On sait que dans ce dernier type de phrase la règle générale, en latin de l'époque classique, était d'employer le futur après si : ex. des grammaires "Hune librum si leges, laetabor" (litt. "Si tu liras ce livre, j'en serai content"); et de même (épargnons-nous le latin) : "S'il fera beau demain, j'irai...". Mais dès l'époque classique latine, on employait parfois le présent de l'indicatif après si quand il s'agissait d'un futur proche : on pouvait dire en somme : "S'il fait beau demain, j'irai à ...". Le procédé s'est généralisé en Gaule très tôt (il y est encore bien vivant !) : le présent était bien plus facile que les futurs.

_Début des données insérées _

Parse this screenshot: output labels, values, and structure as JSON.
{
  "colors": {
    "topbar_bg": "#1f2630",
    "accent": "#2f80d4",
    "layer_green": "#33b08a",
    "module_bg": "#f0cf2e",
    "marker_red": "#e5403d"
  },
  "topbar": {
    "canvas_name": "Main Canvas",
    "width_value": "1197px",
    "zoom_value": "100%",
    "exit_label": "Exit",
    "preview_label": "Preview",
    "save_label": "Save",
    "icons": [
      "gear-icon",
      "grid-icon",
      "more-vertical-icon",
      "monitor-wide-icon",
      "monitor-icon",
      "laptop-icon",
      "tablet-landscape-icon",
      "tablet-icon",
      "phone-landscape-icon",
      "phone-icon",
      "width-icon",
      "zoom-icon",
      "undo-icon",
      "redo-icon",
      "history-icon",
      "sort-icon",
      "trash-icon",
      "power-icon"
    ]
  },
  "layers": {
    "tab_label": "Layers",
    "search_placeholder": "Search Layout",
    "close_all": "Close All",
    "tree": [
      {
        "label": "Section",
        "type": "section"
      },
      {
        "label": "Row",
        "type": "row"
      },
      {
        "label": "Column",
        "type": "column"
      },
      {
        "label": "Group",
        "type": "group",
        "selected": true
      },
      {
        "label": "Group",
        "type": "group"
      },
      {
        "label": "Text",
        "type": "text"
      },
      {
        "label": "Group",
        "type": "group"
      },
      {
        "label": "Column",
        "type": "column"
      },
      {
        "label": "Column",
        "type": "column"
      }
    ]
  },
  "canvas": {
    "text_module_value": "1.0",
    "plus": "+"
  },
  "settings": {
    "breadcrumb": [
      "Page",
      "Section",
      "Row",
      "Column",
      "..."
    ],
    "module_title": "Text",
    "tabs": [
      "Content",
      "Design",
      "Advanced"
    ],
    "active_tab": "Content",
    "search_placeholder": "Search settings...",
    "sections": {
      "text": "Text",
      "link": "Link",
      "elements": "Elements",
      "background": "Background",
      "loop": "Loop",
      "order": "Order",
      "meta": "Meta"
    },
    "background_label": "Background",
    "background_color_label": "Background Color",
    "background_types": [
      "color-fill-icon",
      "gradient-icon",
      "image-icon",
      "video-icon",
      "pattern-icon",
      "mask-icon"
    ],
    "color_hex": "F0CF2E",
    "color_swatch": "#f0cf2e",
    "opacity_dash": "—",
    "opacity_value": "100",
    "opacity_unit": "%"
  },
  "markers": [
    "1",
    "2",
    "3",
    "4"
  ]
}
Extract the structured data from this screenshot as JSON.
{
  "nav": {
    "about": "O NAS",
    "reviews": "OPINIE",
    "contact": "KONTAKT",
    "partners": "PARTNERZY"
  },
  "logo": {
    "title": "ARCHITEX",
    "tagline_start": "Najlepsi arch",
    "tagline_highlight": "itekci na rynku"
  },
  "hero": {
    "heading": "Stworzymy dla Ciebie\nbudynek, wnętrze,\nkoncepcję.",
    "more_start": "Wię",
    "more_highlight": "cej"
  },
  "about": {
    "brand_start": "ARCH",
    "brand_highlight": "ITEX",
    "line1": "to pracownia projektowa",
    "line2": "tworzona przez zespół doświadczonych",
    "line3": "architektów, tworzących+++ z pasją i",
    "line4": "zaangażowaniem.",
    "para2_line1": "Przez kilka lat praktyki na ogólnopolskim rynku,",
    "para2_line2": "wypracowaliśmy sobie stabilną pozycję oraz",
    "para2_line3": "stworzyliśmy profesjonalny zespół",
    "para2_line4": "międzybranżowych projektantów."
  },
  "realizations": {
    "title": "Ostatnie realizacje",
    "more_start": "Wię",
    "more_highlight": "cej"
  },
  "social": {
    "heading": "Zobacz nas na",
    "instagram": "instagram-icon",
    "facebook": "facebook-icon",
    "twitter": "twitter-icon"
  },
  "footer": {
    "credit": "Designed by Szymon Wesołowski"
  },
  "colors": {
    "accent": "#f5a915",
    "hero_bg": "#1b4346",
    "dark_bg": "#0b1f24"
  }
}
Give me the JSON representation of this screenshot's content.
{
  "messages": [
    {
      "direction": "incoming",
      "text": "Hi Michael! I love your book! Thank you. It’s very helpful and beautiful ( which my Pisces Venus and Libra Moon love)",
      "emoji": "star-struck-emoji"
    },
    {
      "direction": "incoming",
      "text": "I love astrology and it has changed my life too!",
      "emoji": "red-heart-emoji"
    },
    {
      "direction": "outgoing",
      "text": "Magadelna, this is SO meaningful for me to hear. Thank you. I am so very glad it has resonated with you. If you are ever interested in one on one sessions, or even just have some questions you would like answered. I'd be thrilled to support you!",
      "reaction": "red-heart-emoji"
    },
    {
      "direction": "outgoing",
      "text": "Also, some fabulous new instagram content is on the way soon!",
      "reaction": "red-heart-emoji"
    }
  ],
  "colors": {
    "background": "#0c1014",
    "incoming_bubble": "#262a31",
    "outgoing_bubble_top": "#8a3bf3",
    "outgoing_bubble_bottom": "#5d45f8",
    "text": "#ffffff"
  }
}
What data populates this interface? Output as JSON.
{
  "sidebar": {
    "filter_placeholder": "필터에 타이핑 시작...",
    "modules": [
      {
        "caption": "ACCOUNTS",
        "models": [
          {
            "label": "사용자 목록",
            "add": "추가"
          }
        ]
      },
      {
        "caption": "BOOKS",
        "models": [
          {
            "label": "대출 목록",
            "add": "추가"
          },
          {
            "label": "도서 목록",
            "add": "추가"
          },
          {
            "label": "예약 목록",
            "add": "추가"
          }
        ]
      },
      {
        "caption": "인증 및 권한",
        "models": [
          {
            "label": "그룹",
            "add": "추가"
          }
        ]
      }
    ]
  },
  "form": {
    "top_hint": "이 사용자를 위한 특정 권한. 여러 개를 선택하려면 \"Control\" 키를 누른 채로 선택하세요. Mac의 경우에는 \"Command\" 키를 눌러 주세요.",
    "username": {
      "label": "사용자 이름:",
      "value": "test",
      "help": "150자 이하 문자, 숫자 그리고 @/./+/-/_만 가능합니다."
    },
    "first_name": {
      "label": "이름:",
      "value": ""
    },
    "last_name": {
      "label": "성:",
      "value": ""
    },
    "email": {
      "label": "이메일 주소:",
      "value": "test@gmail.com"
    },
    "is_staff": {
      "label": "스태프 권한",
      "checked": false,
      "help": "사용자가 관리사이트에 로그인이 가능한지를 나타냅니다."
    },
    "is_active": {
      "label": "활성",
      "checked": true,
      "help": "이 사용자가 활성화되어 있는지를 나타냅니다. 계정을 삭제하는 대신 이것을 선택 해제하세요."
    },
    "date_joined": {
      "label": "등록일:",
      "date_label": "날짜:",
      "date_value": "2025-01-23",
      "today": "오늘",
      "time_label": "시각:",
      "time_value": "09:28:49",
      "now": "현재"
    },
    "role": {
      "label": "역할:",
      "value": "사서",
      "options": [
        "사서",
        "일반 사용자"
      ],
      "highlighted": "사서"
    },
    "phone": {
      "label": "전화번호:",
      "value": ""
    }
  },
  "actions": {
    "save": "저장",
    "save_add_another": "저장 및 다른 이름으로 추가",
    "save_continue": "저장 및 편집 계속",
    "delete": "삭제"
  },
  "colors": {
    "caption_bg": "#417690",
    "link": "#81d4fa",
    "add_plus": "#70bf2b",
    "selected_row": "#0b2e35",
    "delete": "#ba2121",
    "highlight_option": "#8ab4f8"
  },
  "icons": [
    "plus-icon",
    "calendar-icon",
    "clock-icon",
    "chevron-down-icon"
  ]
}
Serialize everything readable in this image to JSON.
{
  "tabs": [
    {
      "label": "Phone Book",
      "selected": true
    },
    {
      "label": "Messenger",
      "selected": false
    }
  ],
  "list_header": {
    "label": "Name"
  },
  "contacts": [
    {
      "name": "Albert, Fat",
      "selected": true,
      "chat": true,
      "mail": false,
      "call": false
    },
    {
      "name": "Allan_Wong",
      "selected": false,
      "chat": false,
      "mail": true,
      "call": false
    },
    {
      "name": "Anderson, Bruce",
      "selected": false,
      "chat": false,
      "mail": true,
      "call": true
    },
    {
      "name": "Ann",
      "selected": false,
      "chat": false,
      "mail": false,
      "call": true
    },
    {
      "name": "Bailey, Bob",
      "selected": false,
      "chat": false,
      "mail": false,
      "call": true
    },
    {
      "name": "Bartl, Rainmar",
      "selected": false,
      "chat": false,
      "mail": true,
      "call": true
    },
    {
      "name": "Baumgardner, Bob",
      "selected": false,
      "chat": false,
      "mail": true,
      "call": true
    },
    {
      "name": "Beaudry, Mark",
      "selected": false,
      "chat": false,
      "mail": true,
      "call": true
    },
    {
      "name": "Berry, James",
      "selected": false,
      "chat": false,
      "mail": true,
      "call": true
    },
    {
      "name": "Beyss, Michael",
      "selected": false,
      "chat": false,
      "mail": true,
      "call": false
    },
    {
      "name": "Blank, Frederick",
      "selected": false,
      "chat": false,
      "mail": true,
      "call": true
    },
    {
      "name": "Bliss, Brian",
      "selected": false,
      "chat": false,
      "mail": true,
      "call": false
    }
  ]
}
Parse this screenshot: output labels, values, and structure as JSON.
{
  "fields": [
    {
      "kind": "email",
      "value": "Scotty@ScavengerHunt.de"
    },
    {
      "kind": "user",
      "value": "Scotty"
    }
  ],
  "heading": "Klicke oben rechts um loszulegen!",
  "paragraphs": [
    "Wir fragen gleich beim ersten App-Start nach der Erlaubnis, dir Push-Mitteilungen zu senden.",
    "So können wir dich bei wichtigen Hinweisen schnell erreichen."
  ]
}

Disant "s'il fait beau" pour "s'il fera beau", les sujets parlants ont dit à l'autre mode (l'irréel potentiel) "s'il faisait beau" pour "s'il ferait beau": les deux phrases se correspondent parfaitement : "S'il fait beau demain, j'irai à ...", "S'il faisait beau..., j'irais à ...". La langue populaire -pied-noire en particulier- et la langue enfantine nous rappellent que l'esprit veut là, après si, un conditionnel: ces langues rétablissent l'équilibre de la phrase latine classique (à deux conditionnels): "Si nummos haberem, eos darem (ou donarem)" - litt. "Si j'aurais des écus, je les donnerais" - latin vulgaire: "Si habebam nummos, illos donarebam" - français moderne: "Si j'avais des écus, je les donnerais".
"Si j'avais des écus", "s'il faisait beau demain" ont des formes d'imparfait de l'indicatif mais ce sont des substituts de conditionnels présents ou futurs.

En résumé, je dirais qu'il y a en français deux conditionnels
1) un conditionnel en -ais, employé après si; un vrai conditionnel, employé justement dans la proposition "conditionnelle"
2) un conditionnel en -rais dans la proposition principale (j'irais, je donnerais): on lui a donné ce nom improprement (il n'est pas dans la proposition conditionnelle), gardons-le pour éviter de déranger.


Je rends grâce à la langue pied-noire - et à la langue enfantine - de m'avoir permis de jeter une lueur nouvelle sur cette fameuse phrase: "S'il faisait beau demain, j'irais à..." qui remonte au latin vulgaire; le latin vulgaire l'a généralisée du moins. La phrase pied-noire renoue avec le latin classique - et logique: "S'il ferait beau (maintenant ou demain), j'irais à ...".